Parallel processing in R: Data Ingest Example

Author: Dr Chibisi Chima-Okereke Created: June 8, 2014 00:00:00 GMT Published: June 8, 2014 00:00:00 GMT

In a previous blog, we built a small web app using acquisition data from Fannie Mae. The data set is rather large and consists of some 51 text files which are 2.7 GB unzipped. It does take quite some time if you choose to read in the files one after another in a sequential fashion.
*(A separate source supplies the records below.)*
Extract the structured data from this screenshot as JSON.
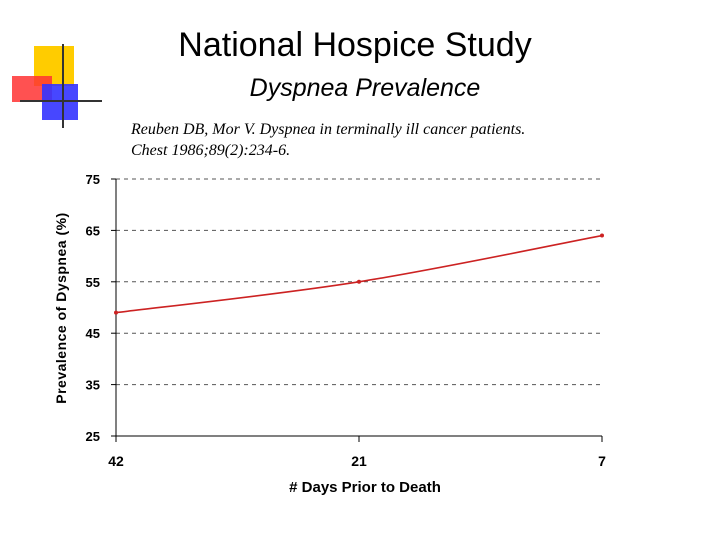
{
  "header": {
    "title": "National Hospice Study",
    "subtitle": "Dyspnea Prevalence",
    "citation_line1": "Reuben DB, Mor V. Dyspnea in terminally ill cancer patients.",
    "citation_line2": "Chest 1986;89(2):234-6."
  },
  "colors": {
    "line": "#cc2222",
    "axis": "#000000",
    "grid": "#555555",
    "deco_yellow": "#ffcc00",
    "deco_red": "#ff3333",
    "deco_blue": "#3333ff"
  },
  "chart_data": {
    "type": "line",
    "title": "",
    "xlabel": "# Days Prior to Death",
    "ylabel": "Prevalence  of  Dyspnea (%)",
    "categories": [
      "42",
      "21",
      "7"
    ],
    "series": [
      {
        "values": [
          49,
          55,
          64
        ]
      }
    ],
    "ylim": [
      25,
      75
    ],
    "yticks": [
      "75",
      "65",
      "55",
      "45",
      "35",
      "25"
    ],
    "grid": true,
    "legend": "none"
  }
}
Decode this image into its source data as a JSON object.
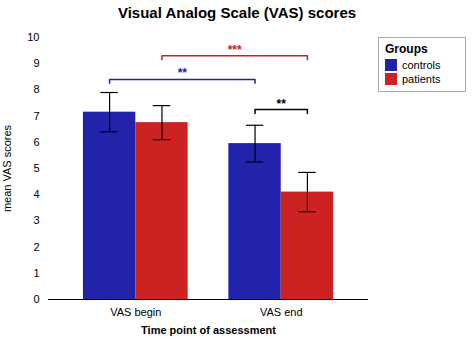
{
  "chart_data": {
    "type": "bar",
    "title": "Visual Analog Scale (VAS) scores",
    "xlabel": "Time point of assessment",
    "ylabel": "mean VAS scores",
    "categories": [
      "VAS begin",
      "VAS end"
    ],
    "series": [
      {
        "name": "controls",
        "color": "#2222aa",
        "values": [
          7.15,
          5.95
        ],
        "errors": [
          0.75,
          0.7
        ]
      },
      {
        "name": "patients",
        "color": "#cc2222",
        "values": [
          6.75,
          4.1
        ],
        "errors": [
          0.65,
          0.75
        ]
      }
    ],
    "ylim": [
      0,
      10
    ],
    "yticks": [
      0,
      1,
      2,
      3,
      4,
      5,
      6,
      7,
      8,
      9,
      10
    ],
    "grid": false,
    "legend": "right",
    "legend_title": "Groups",
    "annotations": [
      {
        "text": "**",
        "color": "#2222aa",
        "y": 8.4,
        "from": {
          "category": "VAS begin",
          "series": "controls"
        },
        "to": {
          "category": "VAS end",
          "series": "controls"
        }
      },
      {
        "text": "***",
        "color": "#cc2222",
        "y": 9.3,
        "from": {
          "category": "VAS begin",
          "series": "patients"
        },
        "to": {
          "category": "VAS end",
          "series": "patients"
        }
      },
      {
        "text": "**",
        "color": "#000000",
        "y": 7.25,
        "from": {
          "category": "VAS end",
          "series": "controls"
        },
        "to": {
          "category": "VAS end",
          "series": "patients"
        }
      }
    ]
  }
}
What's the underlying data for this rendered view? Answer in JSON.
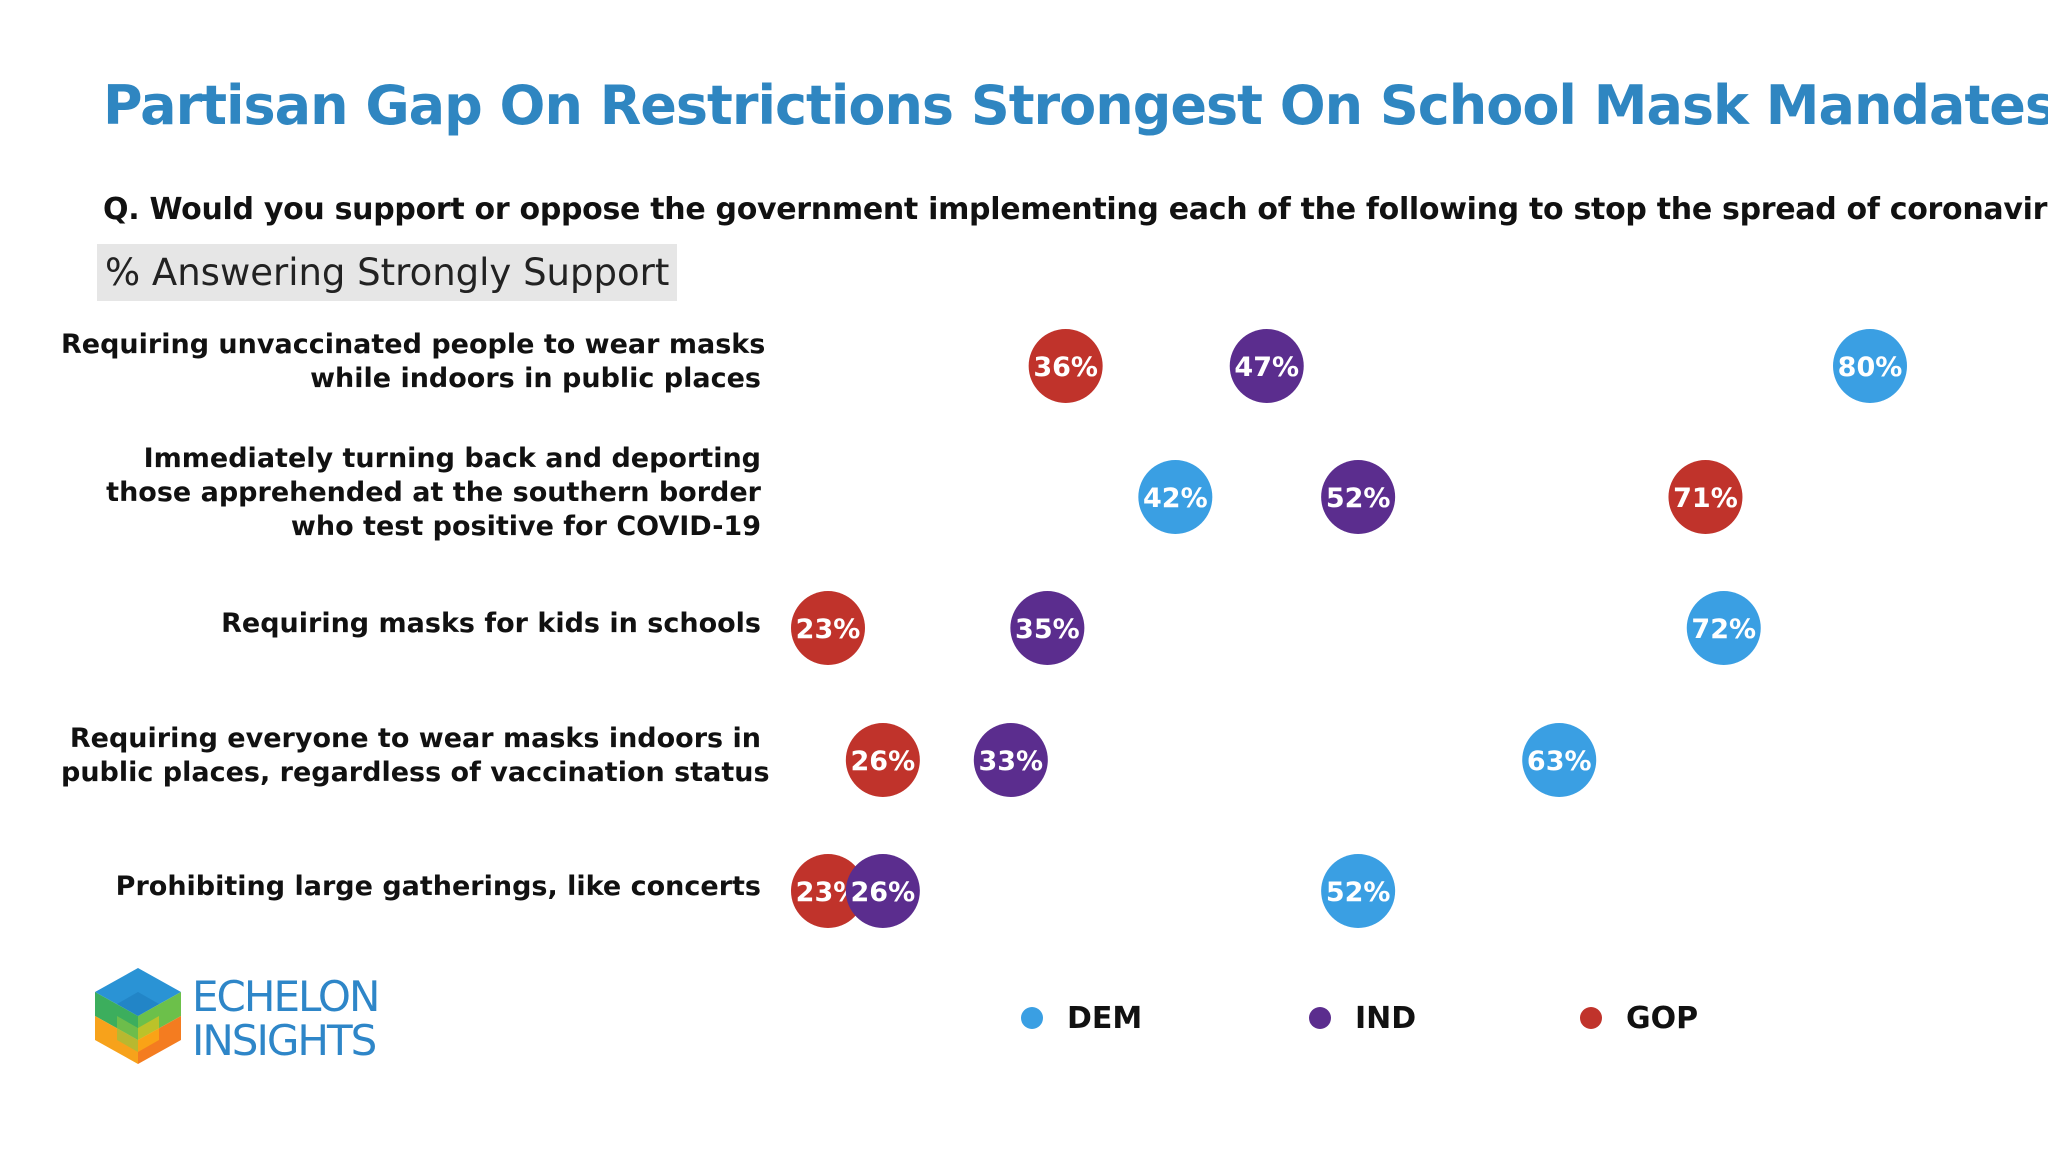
{
  "chart_data": {
    "type": "scatter",
    "title": "Partisan Gap On Restrictions Strongest On School Mask Mandates",
    "question": "Q. Would you support or oppose the government implementing each of the following to stop the spread of coronavirus?",
    "subtitle": "% Answering Strongly Support",
    "xlim": [
      23,
      80
    ],
    "colors": {
      "DEM": "#3a9fe3",
      "IND": "#5b2d8e",
      "GOP": "#c0332b"
    },
    "series_order": [
      "DEM",
      "IND",
      "GOP"
    ],
    "rows": [
      {
        "label_lines": [
          "Requiring unvaccinated people to wear masks",
          "while indoors in public places"
        ],
        "values": {
          "GOP": 36,
          "IND": 47,
          "DEM": 80
        }
      },
      {
        "label_lines": [
          "Immediately turning back and deporting",
          "those apprehended at the southern border",
          "who test positive for COVID-19"
        ],
        "values": {
          "DEM": 42,
          "IND": 52,
          "GOP": 71
        }
      },
      {
        "label_lines": [
          "Requiring masks for kids in schools"
        ],
        "values": {
          "GOP": 23,
          "IND": 35,
          "DEM": 72
        }
      },
      {
        "label_lines": [
          "Requiring everyone to wear masks indoors in",
          "public places, regardless of vaccination status"
        ],
        "values": {
          "GOP": 26,
          "IND": 33,
          "DEM": 63
        }
      },
      {
        "label_lines": [
          "Prohibiting large gatherings, like concerts"
        ],
        "values": {
          "GOP": 23,
          "IND": 26,
          "DEM": 52
        }
      }
    ],
    "legend": [
      {
        "key": "DEM",
        "label": "DEM"
      },
      {
        "key": "IND",
        "label": "IND"
      },
      {
        "key": "GOP",
        "label": "GOP"
      }
    ]
  },
  "logo": {
    "line1": "ECHELON",
    "line2": "INSIGHTS"
  }
}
R has lots of tools for parallelizing processes to use all the computing resources on a machine or cluster.

In this blog entry we use the foreach and doParallel package to demonstrate how to run parallel code in R simply and easily. In this case we read in the data files in parallel and return a large data frame of the data read from all the files.

Setting up

Loading our environment

First we load the packages and specify the parallel backend

require(doParallel)
nWorkers <- 7
registerDoParallel(nWorkers)
# We get the job files
jobFiles <- list.files(pattern = "Acquisition_", 
	path = "../data/", full.names = TRUE)

Our worker functions

We then create two functions, one to split the files to be read for each “thread”, and another to process the files for each thread.
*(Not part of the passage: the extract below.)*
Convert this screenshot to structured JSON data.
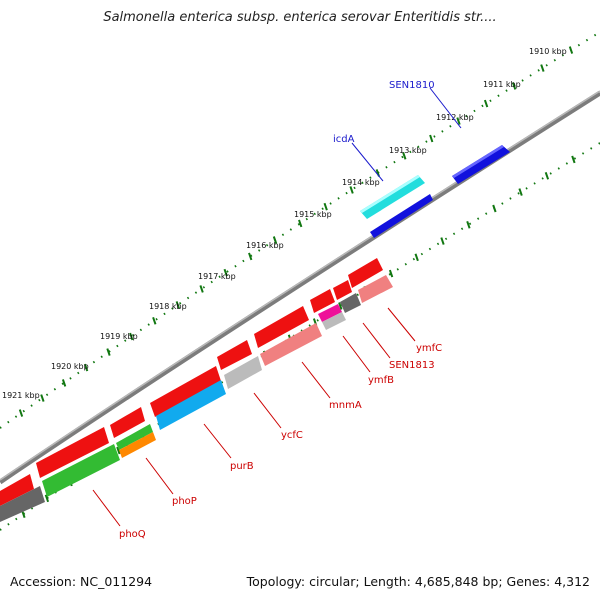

# Function to split a vector down to job list for each node
splitJobs <- function(jobs, nWorkers)
{
  nJobs <- length(jobs)
  nWorkers <- nWorkers - 1
  nNodeTasks <- nJobs %/% nWorkers
  splits <- c(rep(1:nWorkers, rep(nNodeTasks, nWorkers)), 
    rep((nWorkers + 1), nJobs%%nWorkers))
  jobSplits <- split(jobs, splits)
  names(jobSplits) <- NULL
  return(jobSplits)
}
# Function to read a vector of text files
readTextFiles <- function(files, ...){
  tables <- lapply(files, read.table, ...)
  tables <- do.call(rbind, tables)
  return(tables)
}

Executing the process

Now we read in the data

jobList <- splitJobs(jobFiles, nWorkers)
ptime <- system.time(performanceData <- foreach(i = 1:nWorkers, .combine = rbind) %dopar% {
  job <- jobList[[i]]
  readTextFiles(job, sep = "|", header = FALSE)
})
gc()

The time taken on my 8 core i7 core laptop, 16 Gb RAM running Ubuntu 12.04:

> ptime
   user  system elapsed 
411.404  10.472 124.638 

Let’s assign the column names:

# Assign some column names
colNames <- c("loanID", "channel", "sellerName", "origInterestRate", "origUPB", "origLoanTerm", 
              "originationDate", "firstPaymentDate", "origLTV", "origCombinedLTV", "NoBorrowers",
              "debtIncomeRatio", "creditScore", "firstTimeBuyer", "loanPurpose", "PropertyType",
              "numberOfUnits", "occupancyStatus", "propertyState", "zip", "mortgageInsurancePercentage",
              "productType")
colnames(performanceData) <- colNames

For course you could always parallelize without batching:

ptime2 <- system.time(performanceData2 <- foreach(i = 1:length(jobFiles), .combine = rbind) %dopar% {
  read.table(jobFiles[i], sep = "|", header = FALSE)
})

But it is a little slower probably because all the rbind is done at the end.

> ptime2
   user  system elapsed 
426.792  29.780 134.726 

Here is the same timing for loading the data sequentially

sTime <- system.time(
	performanceData3 <- readTextFiles(jobFiles, sep = "|", header = FALSE)
)
sTime
   user  system elapsed 
243.884  25.076 269.635 

Conclusion

There are a lot of tools in R that allow parallel and high performance computing in general, for more information check out the high performance computing taskview.

We hope that little time saving tip helps your productivity.